Je suis satisfait de ce que nous avons réalisé, car nous sommes partis de rien. Nous avons beaucoup progressé et très vite. J’observe une réelle différence dans nos actions. Mais je ne peux être totalement satisfait de l’état dans lequel nous sommes encore. Pour le moment, nous n’avons simplement fait que rattraper notre retard. Nous avons réalisé beaucoup de screening, via EcoVadis notamment pour l’aspect sustainability. Mais ce sont des choses que de nombreuses d’entreprises font depuis une dizaine d’années. Nos attentes se concentrent désormais sur des projets plus concrets et nous devons les mener à bien. Nous nous posons encore des questions sur les critères RSE et les ratings EcoVadis à mettre en œuvre. Cette année, nous avons l’objectif de voir 50 % de nos fournisseurs évalués dans EcoVadis. Lorsqu’un de nos partenaires importants ne sera pas au niveau attendu sur les sujets qui nous tiennent à cœur, nous devrons nous demander ce que nous devons faire. Devons-nous l’attendre et faire en sorte qu’il s’améliore ou devons-nous le remplacer ? Notre engagement en la matière est nécessaire, car ce sont des sujets importants pour notre groupe. Ceci reste une réflexion personnelle, mais je pense que beaucoup d’entreprises étaient dans le simple respect des lois, sans pour autant aller plus loin. Il ne faut plus être superficiel, il faut agir, quitte à payer plus cher. Nous sommes prêts à le faire, nos clients aussi. Tout se joue maintenant et tout reste encore à faire.
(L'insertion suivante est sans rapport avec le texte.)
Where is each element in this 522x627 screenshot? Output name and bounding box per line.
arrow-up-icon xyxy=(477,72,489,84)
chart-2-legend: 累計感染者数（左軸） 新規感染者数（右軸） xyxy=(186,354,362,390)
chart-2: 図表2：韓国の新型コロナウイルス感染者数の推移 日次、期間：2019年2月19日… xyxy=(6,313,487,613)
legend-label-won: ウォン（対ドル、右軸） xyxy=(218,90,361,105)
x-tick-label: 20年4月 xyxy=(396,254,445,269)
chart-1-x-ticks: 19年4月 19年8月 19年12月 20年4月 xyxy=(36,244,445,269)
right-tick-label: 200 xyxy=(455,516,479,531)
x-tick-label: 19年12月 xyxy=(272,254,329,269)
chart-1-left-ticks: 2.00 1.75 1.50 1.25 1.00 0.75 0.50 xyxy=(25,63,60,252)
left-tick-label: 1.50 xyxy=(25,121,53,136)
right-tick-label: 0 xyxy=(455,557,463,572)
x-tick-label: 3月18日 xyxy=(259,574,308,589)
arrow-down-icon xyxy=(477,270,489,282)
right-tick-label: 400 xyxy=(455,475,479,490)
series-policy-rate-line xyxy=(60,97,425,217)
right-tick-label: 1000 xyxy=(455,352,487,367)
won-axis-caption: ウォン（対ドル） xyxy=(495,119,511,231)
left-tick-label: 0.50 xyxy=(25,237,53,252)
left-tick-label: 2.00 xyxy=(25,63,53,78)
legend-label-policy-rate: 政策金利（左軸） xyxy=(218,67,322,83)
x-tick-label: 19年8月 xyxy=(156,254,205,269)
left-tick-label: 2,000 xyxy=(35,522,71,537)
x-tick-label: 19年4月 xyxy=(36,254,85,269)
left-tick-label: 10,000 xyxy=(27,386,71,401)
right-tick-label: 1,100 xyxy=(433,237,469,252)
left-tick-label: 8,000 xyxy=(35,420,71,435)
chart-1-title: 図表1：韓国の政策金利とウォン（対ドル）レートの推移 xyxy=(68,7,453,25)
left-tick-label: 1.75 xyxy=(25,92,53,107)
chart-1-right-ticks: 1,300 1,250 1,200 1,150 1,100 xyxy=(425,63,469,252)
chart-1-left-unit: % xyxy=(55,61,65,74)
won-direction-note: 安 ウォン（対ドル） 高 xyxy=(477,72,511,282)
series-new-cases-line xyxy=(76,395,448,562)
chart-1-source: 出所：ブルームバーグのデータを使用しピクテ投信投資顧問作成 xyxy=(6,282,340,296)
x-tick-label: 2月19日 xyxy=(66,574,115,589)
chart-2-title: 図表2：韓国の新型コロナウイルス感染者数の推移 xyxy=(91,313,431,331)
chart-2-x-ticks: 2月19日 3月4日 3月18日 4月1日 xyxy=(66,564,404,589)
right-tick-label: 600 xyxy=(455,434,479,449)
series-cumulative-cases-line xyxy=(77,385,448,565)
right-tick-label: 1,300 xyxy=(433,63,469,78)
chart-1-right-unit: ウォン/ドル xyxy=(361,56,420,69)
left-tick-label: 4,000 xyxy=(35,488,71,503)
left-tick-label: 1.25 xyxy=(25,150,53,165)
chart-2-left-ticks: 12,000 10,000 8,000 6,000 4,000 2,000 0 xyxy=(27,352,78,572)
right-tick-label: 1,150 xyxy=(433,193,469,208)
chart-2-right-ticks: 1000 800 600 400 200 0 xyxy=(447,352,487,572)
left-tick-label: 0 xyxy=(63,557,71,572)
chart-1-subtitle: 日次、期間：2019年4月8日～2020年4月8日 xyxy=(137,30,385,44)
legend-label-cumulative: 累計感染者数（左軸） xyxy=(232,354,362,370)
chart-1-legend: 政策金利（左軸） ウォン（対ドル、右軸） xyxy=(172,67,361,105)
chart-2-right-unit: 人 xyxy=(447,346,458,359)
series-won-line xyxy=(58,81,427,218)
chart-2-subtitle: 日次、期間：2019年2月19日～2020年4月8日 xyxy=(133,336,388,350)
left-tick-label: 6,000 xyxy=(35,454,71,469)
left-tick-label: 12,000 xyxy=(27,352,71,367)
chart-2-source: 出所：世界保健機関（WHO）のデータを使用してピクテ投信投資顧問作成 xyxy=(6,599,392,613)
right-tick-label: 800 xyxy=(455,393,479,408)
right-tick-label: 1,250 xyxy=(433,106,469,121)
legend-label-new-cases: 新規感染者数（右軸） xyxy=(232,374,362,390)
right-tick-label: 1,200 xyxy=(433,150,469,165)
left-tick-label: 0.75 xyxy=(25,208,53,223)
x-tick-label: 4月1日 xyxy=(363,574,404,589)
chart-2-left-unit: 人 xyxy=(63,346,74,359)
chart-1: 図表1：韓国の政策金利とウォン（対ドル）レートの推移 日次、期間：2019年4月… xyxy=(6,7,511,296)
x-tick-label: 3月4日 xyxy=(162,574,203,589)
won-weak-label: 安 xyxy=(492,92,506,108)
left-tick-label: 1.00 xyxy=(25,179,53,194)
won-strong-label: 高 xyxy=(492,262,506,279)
La fonction achats d’Imerys en quelques informations :
Rattaché au Chief Industrial Officer, le patron des opérations du groupe - lui-même relié au CEO -, Olivier Brunet est à la tête d’une équipe de 200 personnes et de près de trois milliards d’euros d’achats. À son arrivée, il a créé un poste, baptisé Purchasing Excellence, qui prendra bientôt le nom de responsable sustainable purchasing. Celui-ci s’attache à contrôler le panel fournisseurs sur tous les enjeux RSE et les questions relatives à la réduction de leur empreinte carbone.